Grant frowned. ‘Are you OK?’

‘Just a stitch.’

‘You’re not planning to quit on me in disgust?’

‘Hardly.’ It shouldn’t have stung so much. They’d made one small compromise in order to do something that otherwise would not have been done at all. When had he started thinking of them as flawless, immaculate?

Grant started back towards the boat. Prabir called after her, ‘New rules, though. First one out of the water cooks breakfast.’

Grant had chosen six small islands from which to gather samples, lying in an arc that ran south-east from the Bandas to the Kai Islands. All were uninhabited, unless they had settlements so small that they’d escaped the notice of the official cartographers. The third was just seventy kilometres north-east of Teranesia, slightly closer than the Tanimbar Islands to the south; if it had been on the maps when Prabir was a child, he and Madhusree might have ended up stranded there.

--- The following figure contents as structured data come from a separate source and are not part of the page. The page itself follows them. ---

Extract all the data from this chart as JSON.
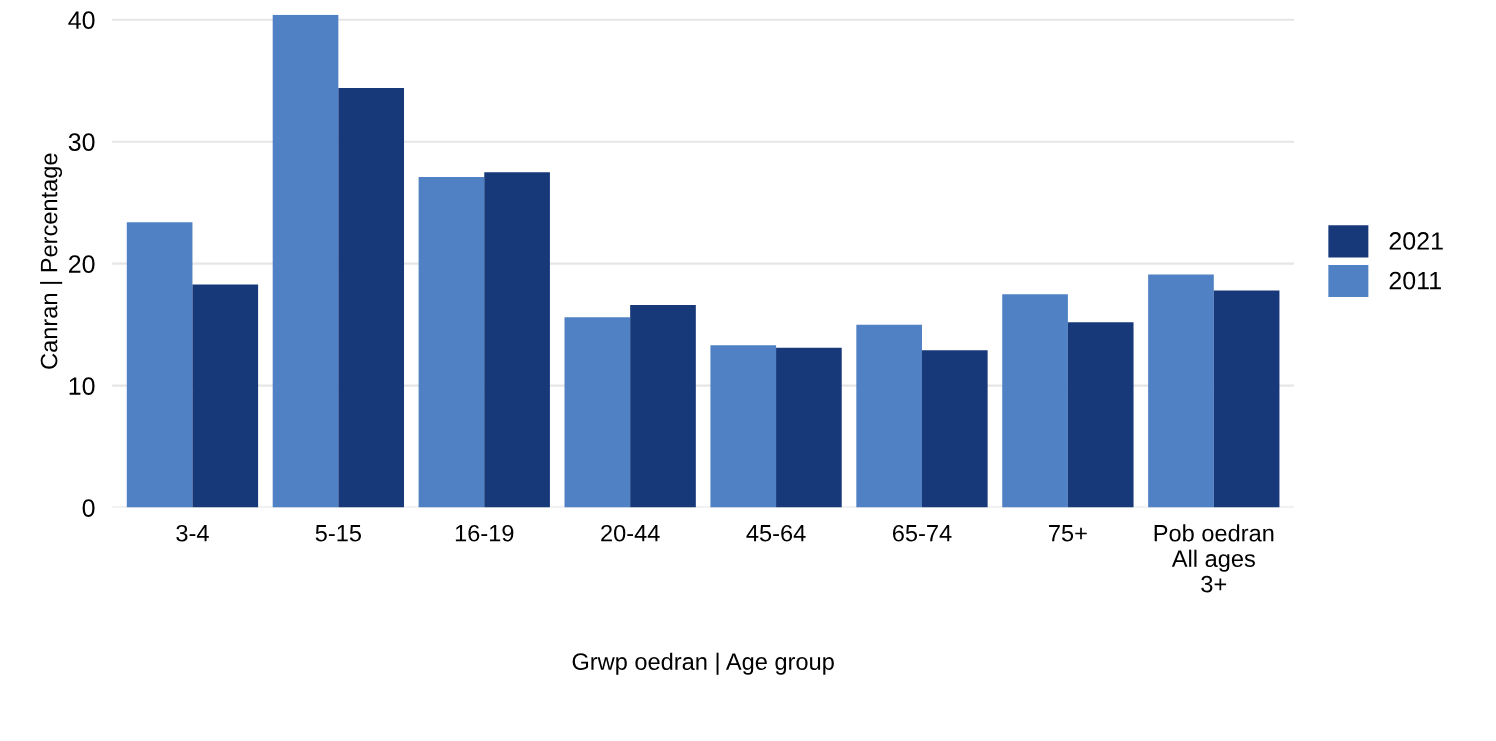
{
  "chart_data": {
    "type": "bar",
    "xlabel": "Grwp oedran | Age group",
    "ylabel": "Canran | Percentage",
    "categories": [
      "3-4",
      "5-15",
      "16-19",
      "20-44",
      "45-64",
      "65-74",
      "75+",
      "Pob oedran\nAll ages\n3+"
    ],
    "series": [
      {
        "name": "2011",
        "color": "#4f81c4",
        "values": [
          23.4,
          40.4,
          27.1,
          15.6,
          13.3,
          15.0,
          17.5,
          19.1
        ]
      },
      {
        "name": "2021",
        "color": "#17397a",
        "values": [
          18.3,
          34.4,
          27.5,
          16.6,
          13.1,
          12.9,
          15.2,
          17.8
        ]
      }
    ],
    "ylim": [
      0,
      40.4
    ],
    "yticks": [
      0,
      10,
      20,
      30,
      40
    ],
    "grid": "y",
    "legend": "right"
  }
}
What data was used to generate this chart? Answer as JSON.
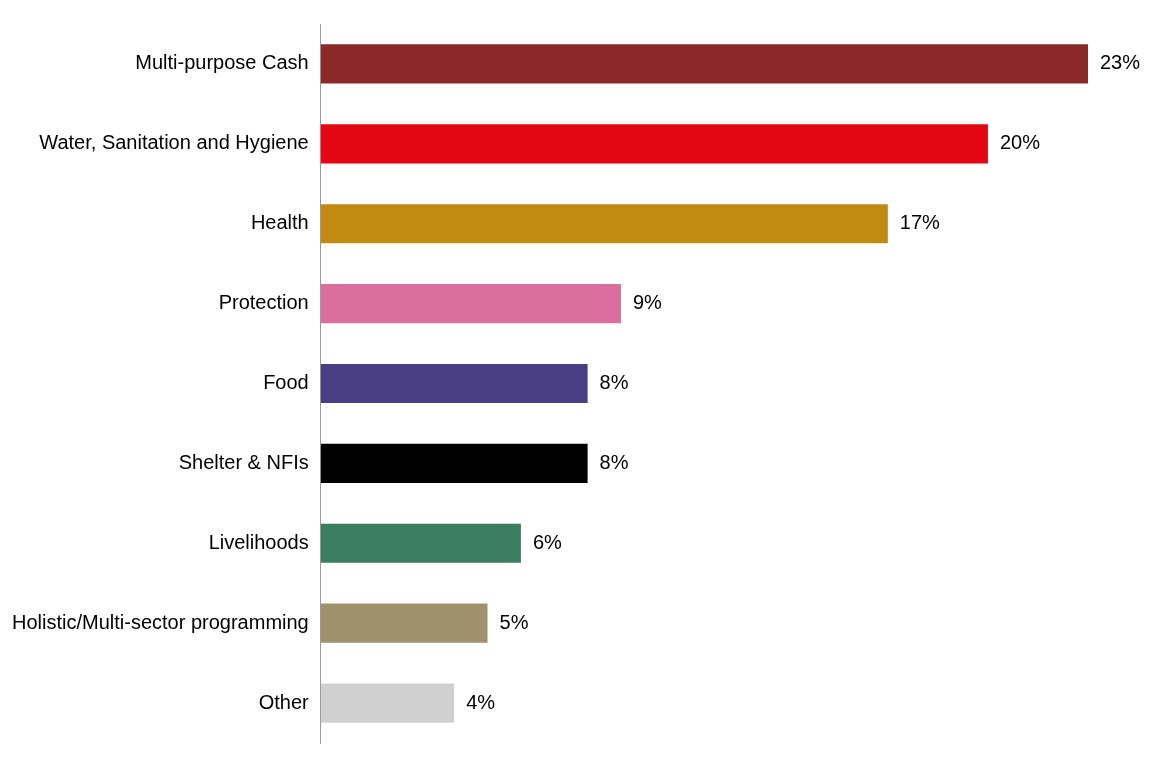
{
  "chart_data": {
    "type": "bar",
    "orientation": "horizontal",
    "categories": [
      "Multi-purpose Cash",
      "Water, Sanitation and Hygiene",
      "Health",
      "Protection",
      "Food",
      "Shelter & NFIs",
      "Livelihoods",
      "Holistic/Multi-sector programming",
      "Other"
    ],
    "values": [
      23,
      20,
      17,
      9,
      8,
      8,
      6,
      5,
      4
    ],
    "value_labels": [
      "23%",
      "20%",
      "17%",
      "9%",
      "8%",
      "8%",
      "6%",
      "5%",
      "4%"
    ],
    "colors": [
      "#8b2828",
      "#e30613",
      "#c28a10",
      "#db6e9c",
      "#4a3f85",
      "#000000",
      "#3a7d60",
      "#a0916d",
      "#d0d0d0"
    ],
    "legend": false
  }
}
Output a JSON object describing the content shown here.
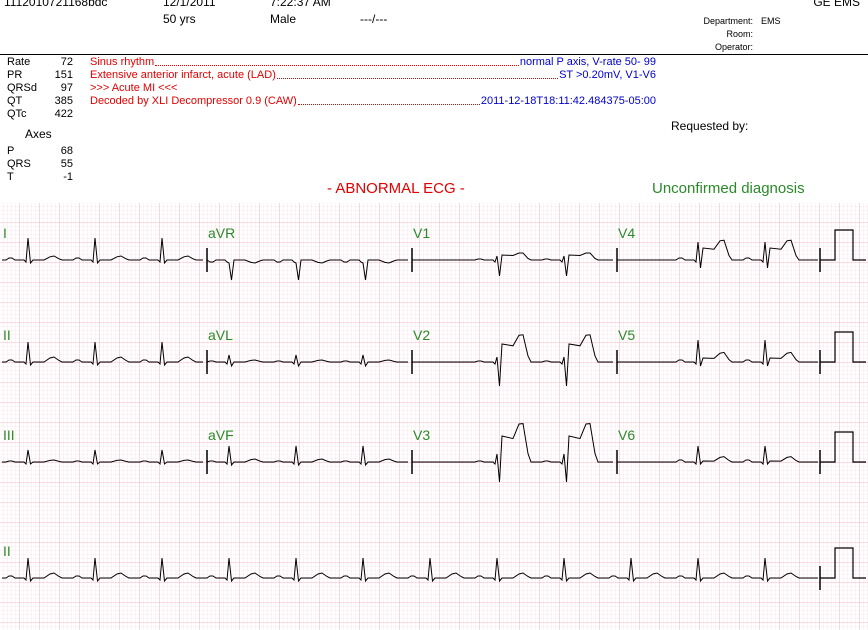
{
  "header": {
    "id": "1112010721168bdc",
    "date": "12/1/2011",
    "time": "7:22:37 AM",
    "age": "50 yrs",
    "sex": "Male",
    "height_weight": "---/---",
    "system": "GE EMS",
    "department_label": "Department:",
    "department": "EMS",
    "room_label": "Room:",
    "operator_label": "Operator:"
  },
  "measurements": [
    {
      "label": "Rate",
      "value": 72
    },
    {
      "label": "PR",
      "value": 151
    },
    {
      "label": "QRSd",
      "value": 97
    },
    {
      "label": "QT",
      "value": 385
    },
    {
      "label": "QTc",
      "value": 422
    }
  ],
  "axes": {
    "title": "Axes",
    "items": [
      {
        "label": "P",
        "value": 68
      },
      {
        "label": "QRS",
        "value": 55
      },
      {
        "label": "T",
        "value": -1
      }
    ]
  },
  "interpretation": [
    {
      "text": "Sinus rhythm",
      "detail": "normal P axis, V-rate 50- 99"
    },
    {
      "text": "Extensive anterior infarct, acute (LAD)",
      "detail": "ST >0.20mV, V1-V6"
    },
    {
      "text": ">>> Acute MI <<<"
    },
    {
      "text": "Decoded by XLI Decompressor 0.9 (CAW)",
      "detail": "2011-12-18T18:11:42.484375-05:00"
    }
  ],
  "requested_by": "Requested by:",
  "status": "- ABNORMAL ECG -",
  "confirmation": "Unconfirmed diagnosis",
  "leads": [
    [
      "I",
      "aVR",
      "V1",
      "V4"
    ],
    [
      "II",
      "aVL",
      "V2",
      "V5"
    ],
    [
      "III",
      "aVF",
      "V3",
      "V6"
    ]
  ],
  "rhythm_lead": "II"
}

When he’d joined Grant in Ambon, he’d imagined himself somehow ‘steering’ her towards the source of the mutations; fat chance of that, but the route she’d picked would already take them about as close as he wanted to get. He could only hope that whatever the biologists’ expedition had discovered was drawing them in the same direction; it seemed naive now to think that Madhusree—lowest of the low in the academic pecking order—could have swayed a boatload full of experts with their own theories and agendas.